El mar estaba tranquilo, y al ir navegándolo, era como ir recorriendo caminos de todos los azules del mundo. Dejaba que el viento me despeinara, me detenía en un mástil y fijaba mi vista hacia las profundidades del agua, por si en una de esas podría ver alguna criatura marina en su hábitat natural. Y sí, tuve la suerte de ver una tortuga marina, enorme y preciosa, respirando y volviendo a zambullirse.

No tardamos mucho en localizar al grupo de tiburones, estaban a unos 20 minutos del punto donde salimos. Creo que mi corazón empezaba a brincar de emoción, ya no tenía miedo.  A lo lejos vimos muchos barquitos iguales al nuestro y cientos de aletas… sí, cientos. ¡Calculamos unos 150 ó 200 Tiburones Ballena!

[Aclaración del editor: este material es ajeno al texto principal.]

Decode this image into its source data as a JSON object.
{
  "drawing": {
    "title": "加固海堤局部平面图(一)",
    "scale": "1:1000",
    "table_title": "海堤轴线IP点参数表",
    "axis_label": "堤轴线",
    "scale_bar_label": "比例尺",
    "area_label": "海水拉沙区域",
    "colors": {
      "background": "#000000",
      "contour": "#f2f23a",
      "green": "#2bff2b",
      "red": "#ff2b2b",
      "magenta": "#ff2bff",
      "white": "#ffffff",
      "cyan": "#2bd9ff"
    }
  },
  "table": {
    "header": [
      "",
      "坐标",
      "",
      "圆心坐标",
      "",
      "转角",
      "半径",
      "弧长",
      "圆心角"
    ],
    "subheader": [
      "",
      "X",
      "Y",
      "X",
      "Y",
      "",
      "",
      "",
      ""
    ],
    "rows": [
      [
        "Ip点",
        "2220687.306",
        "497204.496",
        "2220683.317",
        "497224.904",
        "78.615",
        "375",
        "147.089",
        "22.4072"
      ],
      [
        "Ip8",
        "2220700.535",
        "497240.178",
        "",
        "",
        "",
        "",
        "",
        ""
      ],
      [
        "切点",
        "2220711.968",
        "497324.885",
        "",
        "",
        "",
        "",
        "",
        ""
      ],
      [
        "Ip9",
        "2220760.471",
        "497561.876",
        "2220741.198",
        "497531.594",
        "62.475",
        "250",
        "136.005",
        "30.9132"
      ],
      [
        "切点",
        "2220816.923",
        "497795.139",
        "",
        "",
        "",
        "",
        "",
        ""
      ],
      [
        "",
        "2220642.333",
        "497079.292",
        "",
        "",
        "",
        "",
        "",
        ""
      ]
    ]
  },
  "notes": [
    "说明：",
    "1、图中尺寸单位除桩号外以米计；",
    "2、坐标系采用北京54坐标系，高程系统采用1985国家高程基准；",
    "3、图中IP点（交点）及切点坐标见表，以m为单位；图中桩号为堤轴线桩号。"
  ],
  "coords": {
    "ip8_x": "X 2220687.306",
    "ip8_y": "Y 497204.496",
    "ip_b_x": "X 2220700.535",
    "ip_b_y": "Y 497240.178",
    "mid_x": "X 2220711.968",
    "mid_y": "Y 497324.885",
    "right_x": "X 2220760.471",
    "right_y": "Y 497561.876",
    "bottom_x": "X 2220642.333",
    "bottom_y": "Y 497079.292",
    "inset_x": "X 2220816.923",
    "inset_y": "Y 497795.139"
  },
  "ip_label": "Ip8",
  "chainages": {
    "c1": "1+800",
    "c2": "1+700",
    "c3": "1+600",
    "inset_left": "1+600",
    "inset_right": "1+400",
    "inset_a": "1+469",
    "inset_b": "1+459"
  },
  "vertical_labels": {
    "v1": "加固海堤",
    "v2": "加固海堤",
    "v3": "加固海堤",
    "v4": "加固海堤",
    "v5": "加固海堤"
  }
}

Equipo de snorkel: visor, chaleco, aletas, y… ¡al agua patos!

Wow… parecía que estaba viendo un documental en Discovery Channel. No lo podía creer, aquellas criaturas estaban tal vez 10 veces más grandes que yo. Eran unas máquinas enormes y perfectas, nadando con mucha…mucha calma. No se inmutaban porque nosotros estuviéramos cerca de ellos, seguían comiendo plancton y huevecitos del pez “Bonito”, llenando sus barrigas y luciendo su majestuosidad frente a seres humanos atontados por su belleza.

Nadamos tal vez unas 5 veces con ellos, siempre fue emocionante: a veces teníamos que perseguirlos porque de un aletazo dejábamos de verlos, a veces nadábamos junto a uno y frente a nosotros ya teníamos a otro, a veces nos topábamos con sus grandes mandíbulas mientras ellos las abrían para comer (aunque claro, a pesar de ser ellos vegetarianos, temíamos que en una de esas nos tragaran como a Pinocho).

¿Qué me llevé? Muchos huevecitos diminutos pegados a mi cabello y una experiencia para el resto de mi vida que nada más me confirma la perfección e inmensidad de la naturaleza. Nunca olvidaré al Tiburón Ballena, ahora es de mis animales favoritos, y por supuesto no me arrepiento de haber nadado con él.